Hezbollah’s Mexican Connection

Samara Greenberg
SOURCE

Mexican authorities foiled a plan by Hezbollah to establish a base inside the country directly across the border from California that would have allowed the terrorist organization to carry out terror attacks against Israeli and western targets in the U.S., according to a report last week in the Kuwaiti daily al-Seyassah. Authorities detected Hezbollah activities after closely monitoring a known member of the group, Jameel Nasr. Nasr, a Mexican citizen living in Tijuana at the time of his arrest, routinely traveled to Lebanon, purportedly to receive instructions on how to operate his new Mexican unit.

According to the report, Hezbollah is seeking to leverage the high concentration of Shiite Muslims on the continent in order to establish “frontal outposts” for operational purposes.

A Hezbollah billboard along a road in South Lebanon: “All our disasters caused by U.S.A.”

Last month, Congresswoman Sue Myrick called on Homeland Security Secretary Janet Napolitano to establish a special task force to figure out how to “clamp down” on illegal immigration after numerous reports warned that the Iran-tied terror group may be colluding with drug cartels along the U.S.-Mexico border.

According to Myrick, “Iranian agents and members of Hezbollah” are believed to be learning Spanish in Venezuela before trying to obtain false documents to enter the United States as Mexicans. This is plausible – Iranian President Mahmoud Ahmadinejad and Venezuelan President Hugo Chavez have created a cozy financial, political and military partnership rooted in a shared anti-Americanism since the former took power in 2005. Moreover, Myrick said gang members in American southwest prisons are showing up with tattoos in Farsi, implying a “Persian influence that can likely be traced back to Iran and its proxy army, Hezbollah.”

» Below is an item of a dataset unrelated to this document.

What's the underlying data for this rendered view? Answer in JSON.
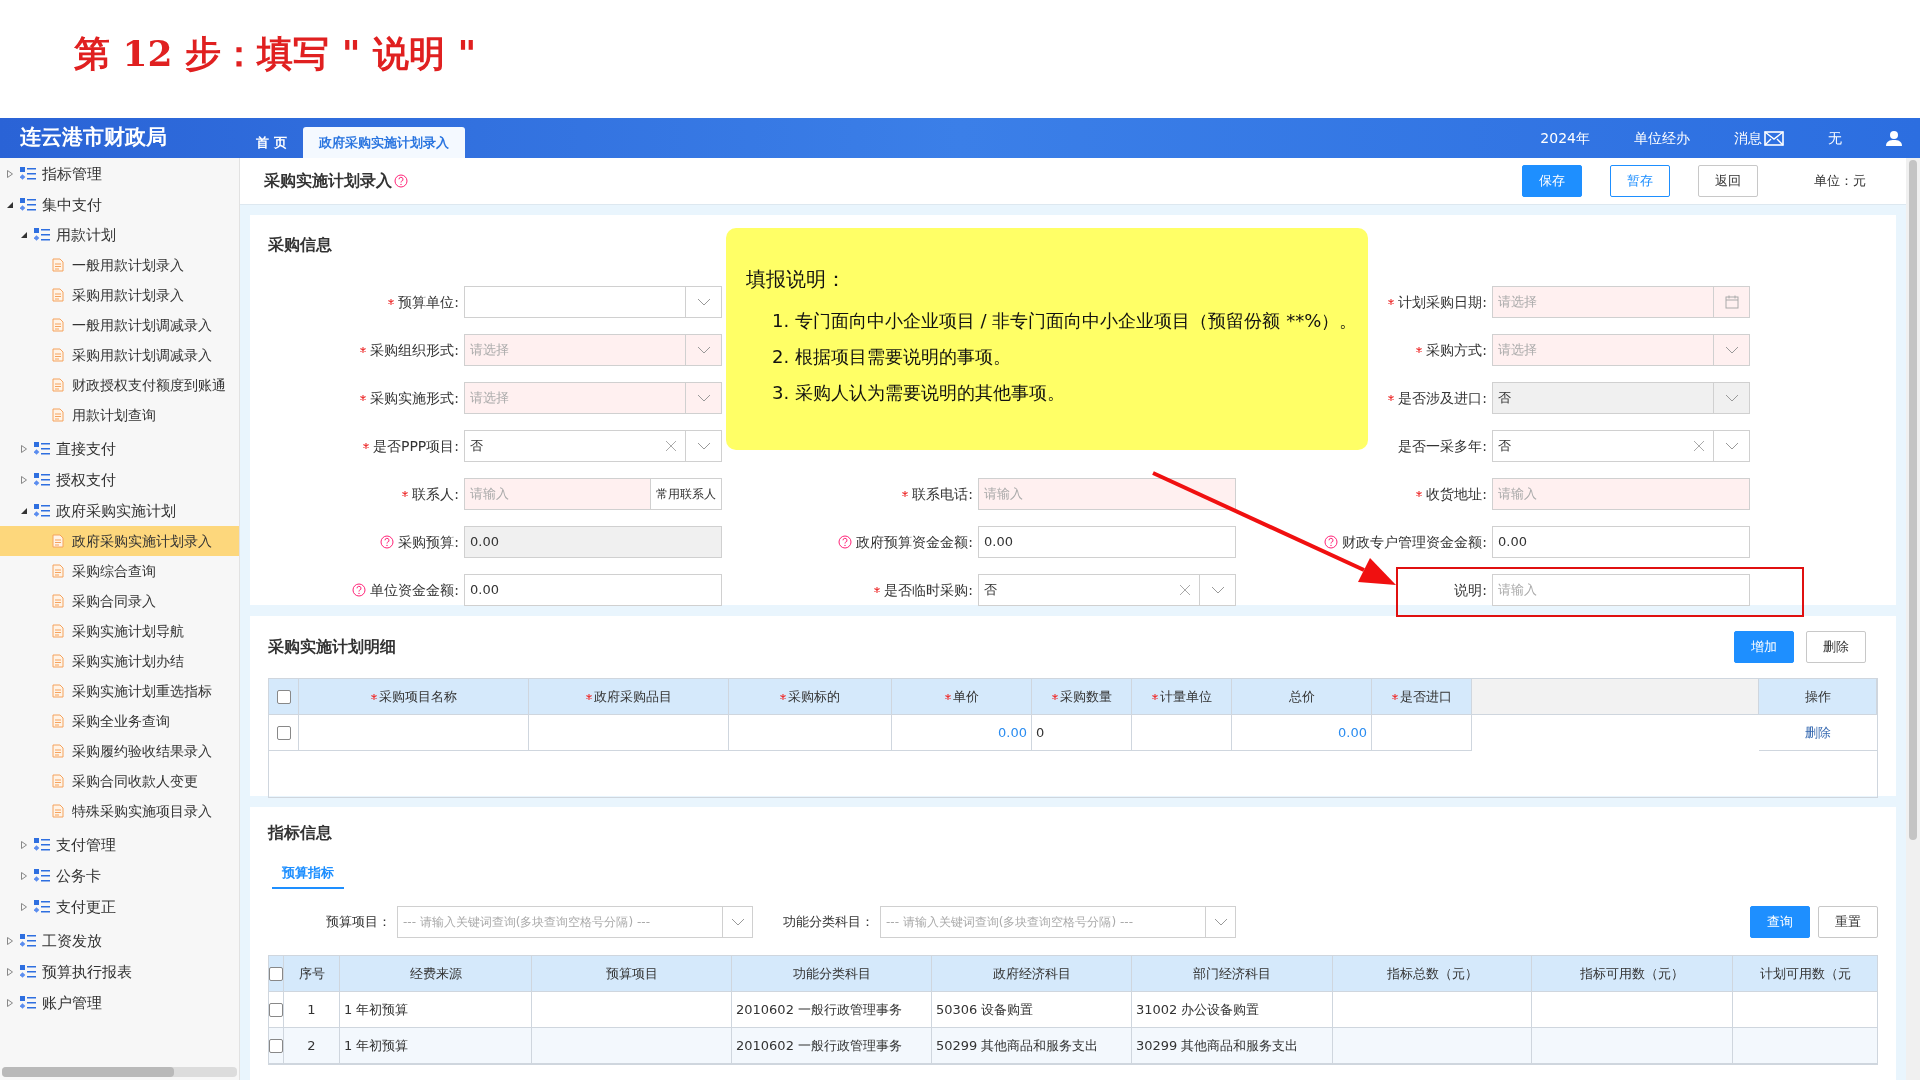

At a time when the U.S. government presses on with a law suit against Arizona’s new immigration policy, and U.S. officials consider bringing groups such as Hezbollah into the fray, terrorist organizations continue to alter their methods of attack against America. In large part, as Walid Phares articulates in this summer’s edition of inFOCUS Quarterly, this further demonstrates the global terrorist reach of Hezbollah and its backers in Iran. That terrorist groups plan to infiltrate the United States through its southern border illustrates that absent an effective domestic border security plan, Hezbollah will continue to be a threat to Americans at home, and not just abroad.